Combination in the period of experience will, of course, as with trade unions, do something to restore the balance but it will never fully compensate for the defect of early training. For the inculcation of deferential habits will never produce a free people. It is only when men have learned that they themselves make and work institutions that they can learn to adjust them to their needs.

The second condition of political liberty is the provision of an honest and straightforward supply of news. Those who are to decide must have truthful material upon which to decide. Their judgment must not be thwarted by the presentation of a biased case. We have learned, especially of late years, that this is no easy matter.

A statesman cannot seldom be made what the press chooses to make him. A policy may be represented as entirely good or bad by the skillful omission of relevant facts. Our civilization has stimulated the creation of agencies which live deliberately on the falsification of news.

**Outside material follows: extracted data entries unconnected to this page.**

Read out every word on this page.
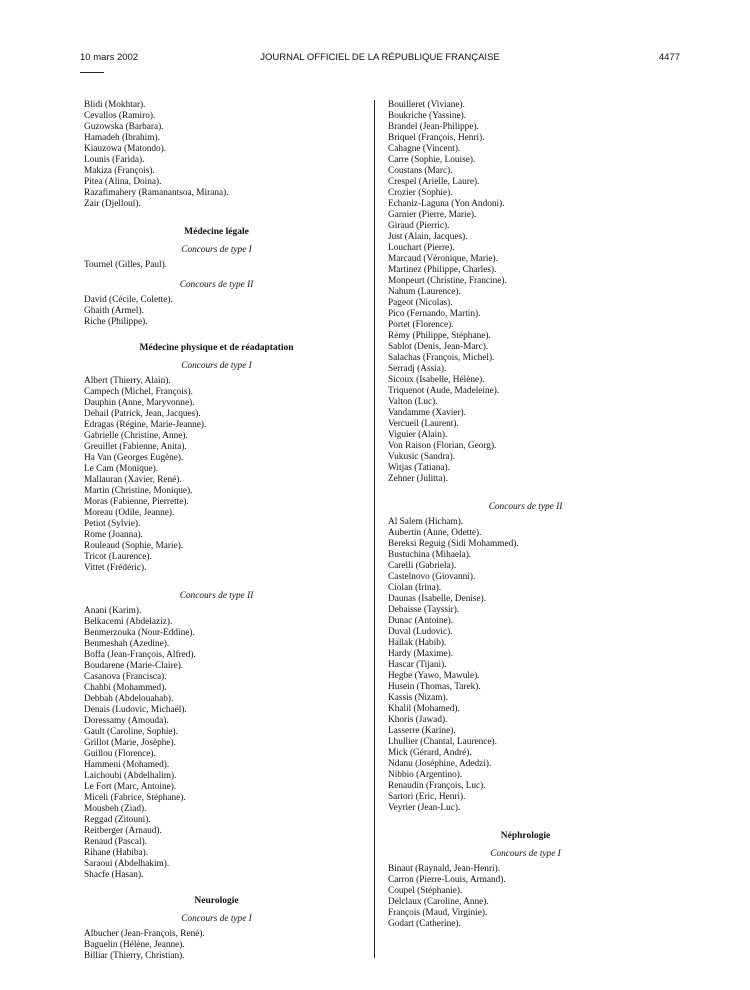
10 mars 2002	JOURNAL OFFICIEL DE LA RÉPUBLIQUE FRANÇAISE	4477
Blidi (Mokhtar).
Cevallos (Ramiro).
Guzowska (Barbara).
Hamadeh (Ibrahim).
Kiauzowa (Matondo).
Lounis (Farida).
Makiza (François).
Pitea (Alina, Doina).
Razafimahery (Ramanantsoa, Mirana).
Zair (Djelloul).
Médecine légale
Concours de type I
Tournel (Gilles, Paul).
Concours de type II
David (Cécile, Colette).
Ghaith (Armel).
Riche (Philippe).
Médecine physique et de réadaptation
Concours de type I
Albert (Thierry, Alain).
Campech (Michel, François).
Dauphin (Anne, Maryvonne).
Dehail (Patrick, Jean, Jacques).
Edragas (Régine, Marie-Jeanne).
Gabrielle (Christine, Anne).
Greuillet (Fabienne, Anita).
Ha Van (Georges Eugène).
Le Cam (Monique).
Mallauran (Xavier, René).
Martin (Christine, Monique).
Moras (Fabienne, Pierrette).
Moreau (Odile, Jeanne).
Petiot (Sylvie).
Rome (Joanna).
Rouleaud (Sophie, Marie).
Tricot (Laurence).
Vittet (Frédéric).
Concours de type II
Anani (Karim).
Belkacemi (Abdelaziz).
Benmerzouka (Nour-Eddine).
Benmeshah (Azedine).
Boffa (Jean-François, Alfred).
Boudarene (Marie-Claire).
Casanova (Francisca).
Chahbi (Mohammed).
Debbah (Abdelouahab).
Denais (Ludovic, Michaël).
Doressamy (Amouda).
Gault (Caroline, Sophie).
Grillot (Marie, Josèphe).
Guillou (Florence).
Hammeni (Mohamed).
Laichoubi (Abdelhalim).
Le Fort (Marc, Antoine).
Miceli (Fabrice, Stéphane).
Mousbeh (Ziad).
Reggad (Zitouni).
Reitberger (Arnaud).
Renaud (Pascal).
Rihane (Habiba).
Saraoui (Abdelhakim).
Shacfe (Hasan).
Neurologie
Concours de type I
Albucher (Jean-François, René).
Baguelin (Hélène, Jeanne).
Billiar (Thierry, Christian).
Bouilleret (Viviane).
Boukriche (Yassine).
Brandel (Jean-Philippe).
Briquel (François, Henri).
Cahagne (Vincent).
Carre (Sophie, Louise).
Coustans (Marc).
Crespel (Arielle, Laure).
Crozier (Sophie).
Echaniz-Laguna (Yon Andoni).
Garnier (Pierre, Marie).
Giraud (Pierric).
Just (Alain, Jacques).
Louchart (Pierre).
Marcaud (Véronique, Marie).
Martinez (Philippe, Charles).
Monpeurt (Christine, Francine).
Nahum (Laurence).
Pageot (Nicolas).
Pico (Fernando, Martin).
Portet (Florence).
Rémy (Philippe, Stéphane).
Sablot (Denis, Jean-Marc).
Salachas (François, Michel).
Serradj (Assia).
Sicoux (Isabelle, Hélène).
Triquenot (Aude, Madeleine).
Valton (Luc).
Vandamme (Xavier).
Vercueil (Laurent).
Viguier (Alain).
Von Raison (Florian, Georg).
Vukusic (Sandra).
Witjas (Tatiana).
Zehner (Julitta).
Concours de type II
Al Salem (Hicham).
Aubertin (Anne, Odette).
Bereksi Reguig (Sidi Mohammed).
Bustuchina (Mihaela).
Carelli (Gabriela).
Castelnovo (Giovanni).
Ciolan (Irina).
Daunas (Isabelle, Denise).
Debaisse (Tayssir).
Dunac (Antoine).
Duval (Ludovic).
Hallak (Habib).
Hardy (Maxime).
Hascar (Tijani).
Hegbe (Yawo, Mawule).
Husein (Thomas, Tarek).
Kassis (Nizam).
Khalil (Mohamed).
Khoris (Jawad).
Lasserre (Karine).
Lhullier (Chantal, Laurence).
Mick (Gérard, André).
Ndanu (Joséphine, Adedzi).
Nibbio (Argentino).
Renaudin (François, Luc).
Sartori (Eric, Henri).
Veyrier (Jean-Luc).
Néphrologie
Concours de type I
Binaut (Raynald, Jean-Henri).
Carron (Pierre-Louis, Armand).
Coupel (Stéphanie).
Delclaux (Caroline, Anne).
François (Maud, Virginie).
Godart (Catherine).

It would, indeed, not be very wide of the mark to argue that much of what had been achieved by the art of education in the nineteenth Century had been frustrated by the art of propaganda in the twentieth. The problem is made more complex than in the past by the area over which our judgment must pass.

We have no leisure to survey that area with comprehensive accuracy. We must, very largely, take our facts on trust. But if the facts are deliberately perverted, our judgment will be unrelated to the truth. A people without reliable news is, sooner or later, a people without the basis of freedom. For to exercise one’s judgment in a miasma of distortion is, ultimately, to go disastrously astray.

By economic liberty. I mean security and the opportunity to find reasonable significance in the earning of one’s daily bread. I must, that is, be free from the constant fear of unemployment and insufficiency which, perhaps more than any other inadequacies, sap the whole strength of personality, I must be safeguarded against the wants of tomorrow.

I must know that I can build a home, and make that home a means of self-expression. I must be able to make my personality flow through my effort as a producer of services, and find in that effort the capacity of enrichment. For, otherwise, I become a stunted and shrunken being in that aspect of myself which lends color and texture to all that I am. Either I must, in this sense, be free, or I become one of those half-souls who are found in the slums and prisons as the casualties of civilization.

Nor is this all. I must be more than the recipient of orders which I must obey unthinkingly because my labour is only a commodity bought and sold in the market, like coal and boots and chairs. Without these freedoms, or, at least, an access to them, men are hardly less truly slaves than when they were exposed for purchase and sale.

Economic liberty, therefore, implies democracy in industry. That means two things. It means that industrial government is subject to the system of rights which obtain for men as citizens, and it means that industrial direction must be of a character that makes it the rule of laws made by co-operation and not by compulsion.Obviously, the character of those laws must depend upon the needs of production. Those needs leave less room for spontaneity than is true either of private or of political liberty.

A man is entitled to be original about his politics or his religion, he is not entitled to be original when he is working with others, say, in a nitroglycerine factory. But he is entitled to co-operate in the setting of the standards by which he is judged industrially and in the application of those standards. Otherwise, he lives at the behest of other men.

His initiative becomes not the free expression of his own individuality, but a routine made from without and enforced upon him by fear of starvation. A system built upon fear is always fatal to the release of the creative faculties, and it is therefore, incompatible with liberty.